Tumor recurrence, the chief reason for poor prognosis of glioma, is largely attributed to glioma stem cells (GSCs) and epithelial-mesenchymal transition (EMT). However, the mechanisms among them remain unknown. Here, we determined whether leucine-rich repeat-containing G protein-coupled receptor 5 (LGR5), known as a stem cell marker for colon cancer and gastric cancer, can serve as a novel GSC marker involved in EMT and a therapeutic target in glioma.

Stemness properties were examined in FACS-isolated LGR5+/LGR5- cells. Reported stem cell markers, EMT and the Wnt/β-catenin pathway were examined in stable LGR5 knockdown or overexpressed GSCs by Western Blot. The treatment experiment was performed in an intracranial orthotopic xenograft model by knockdown of LGR5 or by using the Wnt/β-catenin pathway inhibitor Wnt-C59. LGR5 expression was determined in 268 glioma specimens by immunohistochemistry.

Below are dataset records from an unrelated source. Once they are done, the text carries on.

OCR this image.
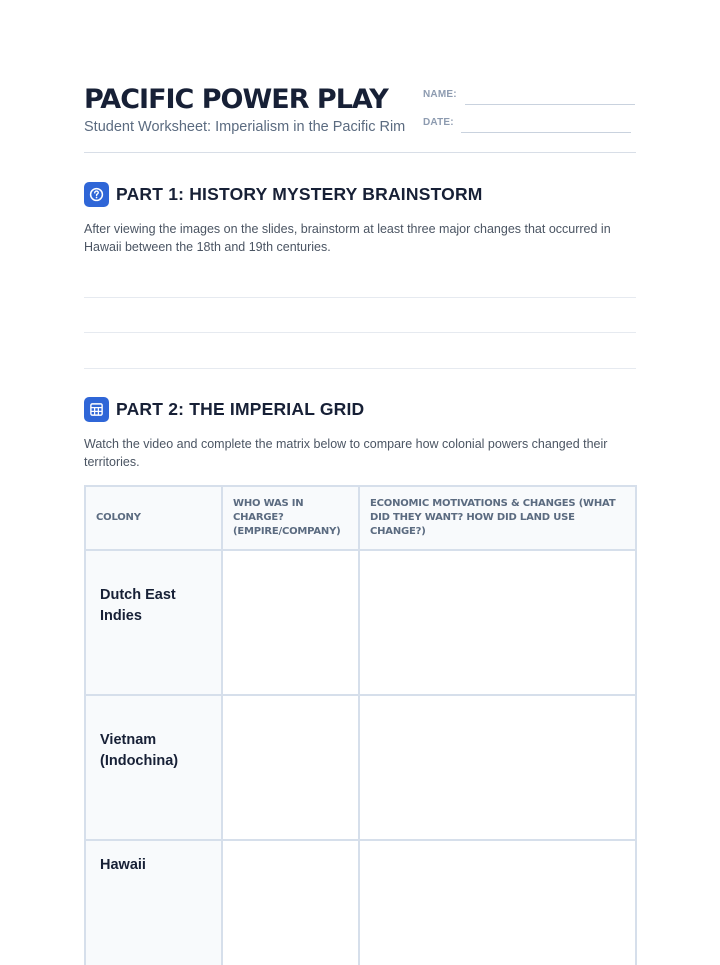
PACIFIC POWER PLAY
Student Worksheet: Imperialism in the Pacific Rim
NAME:
DATE:
PART 1: HISTORY MYSTERY BRAINSTORM
After viewing the images on the slides, brainstorm at least three major changes that occurred in Hawaii between the 18th and 19th centuries.
PART 2: THE IMPERIAL GRID
Watch the video and complete the matrix below to compare how colonial powers changed their territories.
COLONY	WHO WAS IN CHARGE? (EMPIRE/COMPANY)	ECONOMIC MOTIVATIONS & CHANGES (WHAT DID THEY WANT? HOW DID LAND USE CHANGE?)
Dutch East Indies		
Vietnam (Indochina)		
Hawaii		
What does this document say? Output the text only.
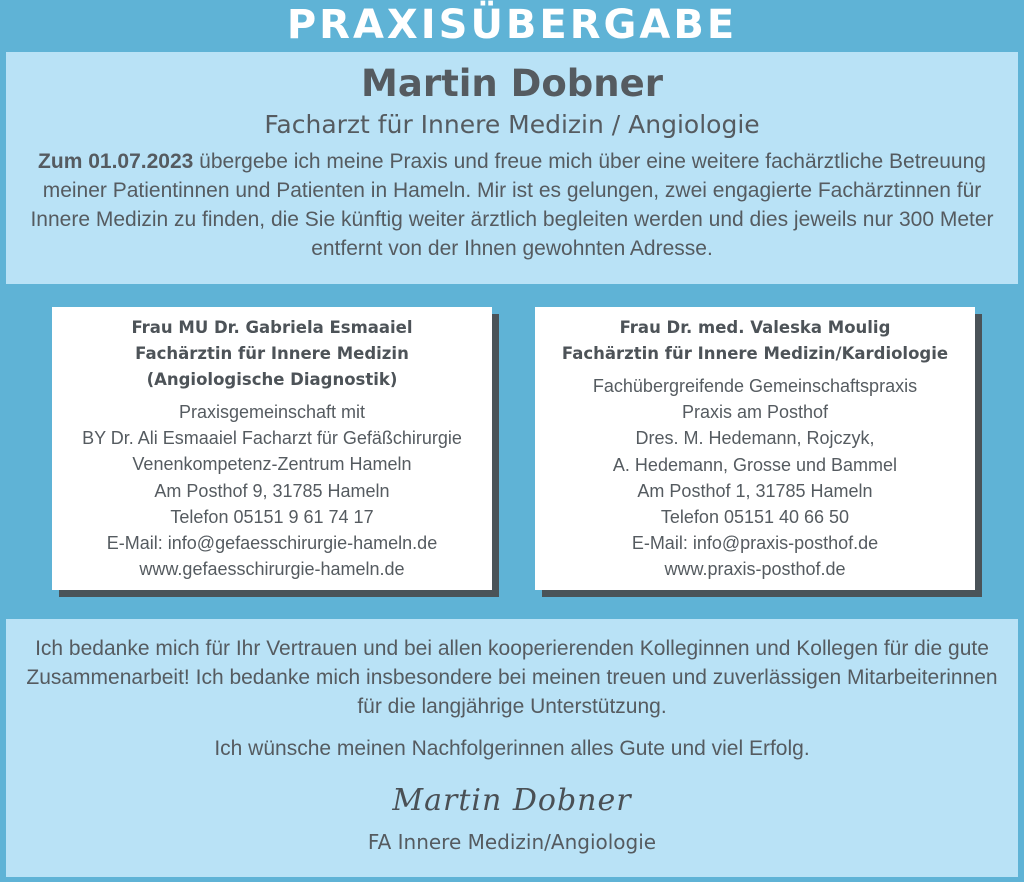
PRAXISÜBERGABE
Martin Dobner
Facharzt für Innere Medizin / Angiologie
Zum 01.07.2023 übergebe ich meine Praxis und freue mich über eine weitere fachärztliche Betreuung meiner Patientinnen und Patienten in Hameln. Mir ist es gelungen, zwei engagierte Fachärztinnen für Innere Medizin zu finden, die Sie künftig weiter ärztlich begleiten werden und dies jeweils nur 300 Meter entfernt von der Ihnen gewohnten Adresse.
Frau MU Dr. Gabriela Esmaaiel
Fachärztin für Innere Medizin
(Angiologische Diagnostik)
Praxisgemeinschaft mit
BY Dr. Ali Esmaaiel Facharzt für Gefäßchirurgie
Venenkompetenz-Zentrum Hameln
Am Posthof 9, 31785 Hameln
Telefon 05151 9 61 74 17
E-Mail: info@gefaesschirurgie-hameln.de
www.gefaesschirurgie-hameln.de
Frau Dr. med. Valeska Moulig
Fachärztin für Innere Medizin/Kardiologie
Fachübergreifende Gemeinschaftspraxis
Praxis am Posthof
Dres. M. Hedemann, Rojczyk,
A. Hedemann, Grosse und Bammel
Am Posthof 1, 31785 Hameln
Telefon 05151 40 66 50
E-Mail: info@praxis-posthof.de
www.praxis-posthof.de
Ich bedanke mich für Ihr Vertrauen und bei allen kooperierenden Kolleginnen und Kollegen für die gute Zusammenarbeit! Ich bedanke mich insbesondere bei meinen treuen und zuverlässigen Mitarbeiterinnen für die langjährige Unterstützung.
Ich wünsche meinen Nachfolgerinnen alles Gute und viel Erfolg.
Martin Dobner
FA Innere Medizin/Angiologie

LGR5+ cells possessed stronger stemness properties compared to LGR5- cells. The expression of SOX2, Nanog, CD133, CD44, CD24 and EpCAM was modulated by LGR5. Both LGR5 knockdown and Wnt-C59 reduced tumor invasion and migration and blocked EMT by inhibiting the Wnt/β-catenin pathway in vitro and suppressed the intracranial orthotopic xenograft growth and prolonged the survival of xenograft mice in vivo. Moreover, LGR5 was positively correlated with Ki67, N-cadherin and WHO grade and negatively correlated with IDH1. Glioma patients with high expression of LGR5 showed significantly poorer prognosis.

LGR5 is a new functional GSC marker and prognostic indicator that can promote EMT by activating the Wnt/β-catenin pathway and would thus be a novel therapeutic target for glioma.